Rogue One: A Star Wars Story may be behind us now, but its post-production stories will live on. Months before its release, the first Star Wars spinoff went through numerous reshoots and rewrites, many of which led to speculation that the film had major issues. While it did go on to be a box office hit for a non-Skywalker saga film, many of the creative forces behind it have spoken out about screenwriters like Tony Gilroy helping to save it and which scenes had to be re-shot.
Now original screenwriter Chris Weitz is talking about what changed and what was kept a mystery. Check out what he had to say below, but fair warning to anyone who has not yet seen Rogue One, there will be some spoilers ahead.
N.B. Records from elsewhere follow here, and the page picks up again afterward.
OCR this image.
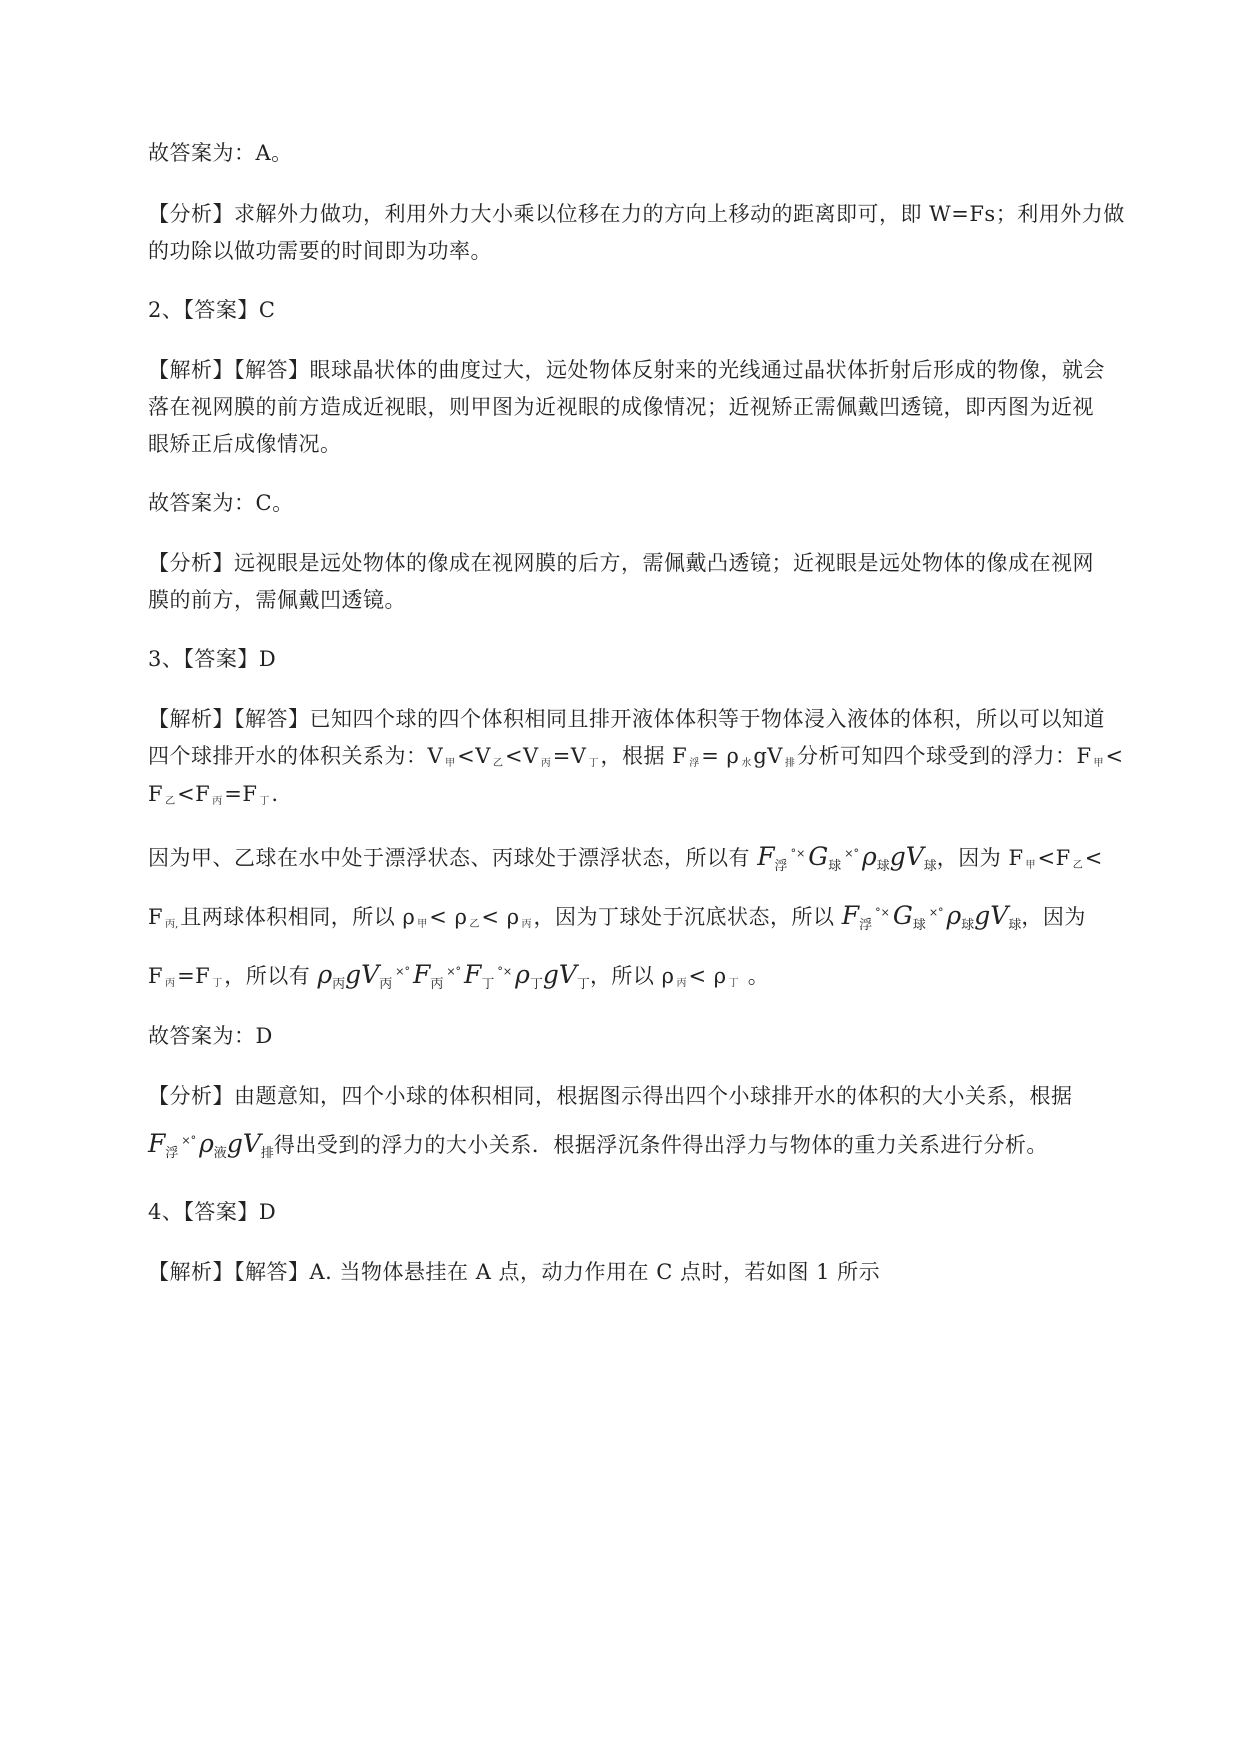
故答案为：A。
【分析】求解外力做功，利用外力大小乘以位移在力的方向上移动的距离即可，即 W=Fs；利用外力做
的功除以做功需要的时间即为功率。
2、【答案】C
【解析】【解答】眼球晶状体的曲度过大，远处物体反射来的光线通过晶状体折射后形成的物像，就会
落在视网膜的前方造成近视眼，则甲图为近视眼的成像情况；近视矫正需佩戴凹透镜，即丙图为近视
眼矫正后成像情况。
故答案为：C。
【分析】远视眼是远处物体的像成在视网膜的后方，需佩戴凸透镜；近视眼是远处物体的像成在视网
膜的前方，需佩戴凹透镜。
3、【答案】D
【解析】【解答】已知四个球的四个体积相同且排开液体体积等于物体浸入液体的体积，所以可以知道
四个球排开水的体积关系为：V $_甲$<V $_乙$<V $_丙$=V $_丁$，根据 F $_浮$= ρ $_水$gV $_排$分析可知四个球受到的浮力：F $_甲$<
F $_乙$<F $_丙$=F $_丁$.
因为甲、乙球在水中处于漂浮状态、丙球处于漂浮状态，所以有 $F_浮^{^\circ\times}$ $G_球^{\times^\circ}$ $\rho_球gV_球$，因为 F $_甲$<F $_乙$<
F $_{丙,}$且两球体积相同，所以 ρ $_甲$< ρ $_乙$< ρ $_丙$，因为丁球处于沉底状态，所以 $F_浮^{^\circ\times}$ $G_球^{\times^\circ}$ $\rho_球gV_球$，因为
F $_丙$=F $_丁$，所以有 $\rho_丙gV_丙^{\times^\circ}$ $F_丙^{\times^\circ}$ $F_丁^{^\circ\times}$ $\rho_丁gV_丁$，所以 ρ $_丙$< ρ $_丁$ 。
故答案为：D
【分析】由题意知，四个小球的体积相同，根据图示得出四个小球排开水的体积的大小关系，根据
$F_浮^{\times^\circ}$ $\rho_液gV_排$得出受到的浮力的大小关系．根据浮沉条件得出浮力与物体的重力关系进行分析。
4、【答案】D
【解析】【解答】A. 当物体悬挂在 A 点，动力作用在 C 点时，若如图 1 所示
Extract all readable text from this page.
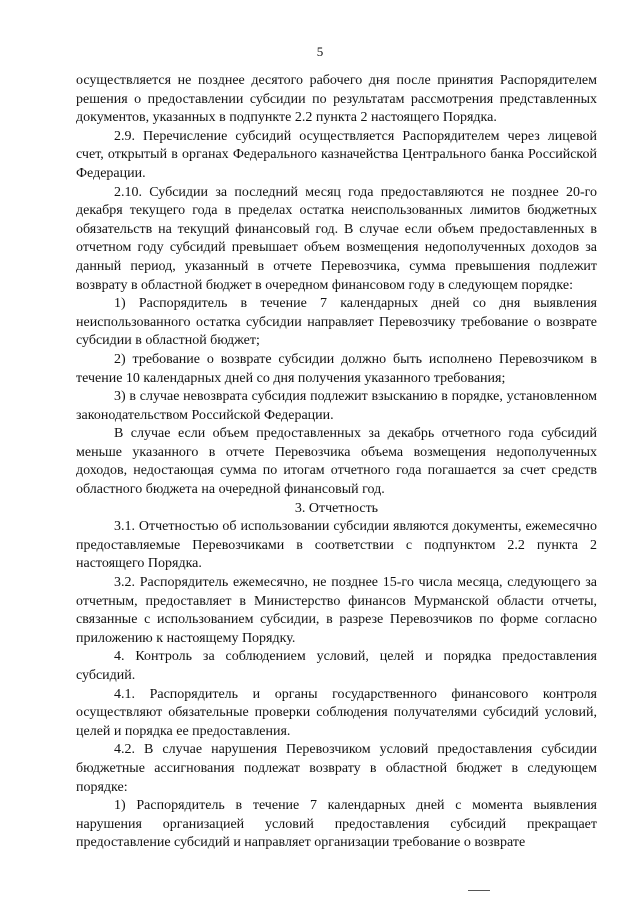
5

осуществляется не позднее десятого рабочего дня после принятия Распорядителем решения о предоставлении субсидии по результатам рассмотрения представленных документов, указанных в подпункте 2.2 пункта 2 настоящего Порядка.

2.9. Перечисление субсидий осуществляется Распорядителем через лицевой счет, открытый в органах Федерального казначейства Центрального банка Российской Федерации.

2.10. Субсидии за последний месяц года предоставляются не позднее 20-го декабря текущего года в пределах остатка неиспользованных лимитов бюджетных обязательств на текущий финансовый год. В случае если объем предоставленных в отчетном году субсидий превышает объем возмещения недополученных доходов за данный период, указанный в отчете Перевозчика, сумма превышения подлежит возврату в областной бюджет в очередном финансовом году в следующем порядке:

1) Распорядитель в течение 7 календарных дней со дня выявления неиспользованного остатка субсидии направляет Перевозчику требование о возврате субсидии в областной бюджет;

2) требование о возврате субсидии должно быть исполнено Перевозчиком в течение 10 календарных дней со дня получения указанного требования;

3) в случае невозврата субсидия подлежит взысканию в порядке, установленном законодательством Российской Федерации.

В случае если объем предоставленных за декабрь отчетного года субсидий меньше указанного в отчете Перевозчика объема возмещения недополученных доходов, недостающая сумма по итогам отчетного года погашается за счет средств областного бюджета на очередной финансовый год.

3. Отчетность

3.1. Отчетностью об использовании субсидии являются документы, ежемесячно предоставляемые Перевозчиками в соответствии с подпунктом 2.2 пункта 2 настоящего Порядка.

3.2. Распорядитель ежемесячно, не позднее 15-го числа месяца, следующего за отчетным, предоставляет в Министерство финансов Мурманской области отчеты, связанные с использованием субсидии, в разрезе Перевозчиков по форме согласно приложению к настоящему Порядку.

4. Контроль за соблюдением условий, целей и порядка предоставления субсидий.

4.1. Распорядитель и органы государственного финансового контроля осуществляют обязательные проверки соблюдения получателями субсидий условий, целей и порядка ее предоставления.

4.2. В случае нарушения Перевозчиком условий предоставления субсидии бюджетные ассигнования подлежат возврату в областной бюджет в следующем порядке:

1) Распорядитель в течение 7 календарных дней с момента выявления нарушения организацией условий предоставления субсидий прекращает предоставление субсидий и направляет организации требование о возврате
In an interview with the Cult Popture podcast (via IndieWire), Weitz talked about some of the script’s changes that Gilroy implemented. When compared, the two had some major differences including the Darth Vader moment towards the end of the film and the deaths of certain principal characters. Here’s what he had to say:
“If you can imagine the beginning of the second act and the end of the second act swapping places, that would not be an inaccurate way to portray how it structurally was changed. The Darth Vader kicking ass I cannot take credit for. That was a later invention. That was different”¦A lot of the deaths were put in different locations when they were shot. I’m not sure why K-2 died in a different place, for instance.”
But one of the biggest changes came in the form of the group’s objective and the Death Star’s appearance. According to Weitz, the group did not initially know that they were going to steal the plans to the Death Star. In his script, the Death Star was kept a mystery to be revealed toward the end of the film:
“It wasn’t clear at the beginning of the film that the Death Star was going to be the Death Star. It was just the sense in the rebellion that something bad was going down and we need to find out about it. There was this developing sense of dread throughout the [original script].”
Weitz wanted to keep the Death Star a mystery to create a sense of “dramatic irony.” However, Lucasfilm felt as though fans would already figure out that the group would be stealing the plans to the Death Star early on, so they turned to Gilroy to make some of those changes. And Weitz doesn’t seem to have a problem with that. In fact, he liked the film.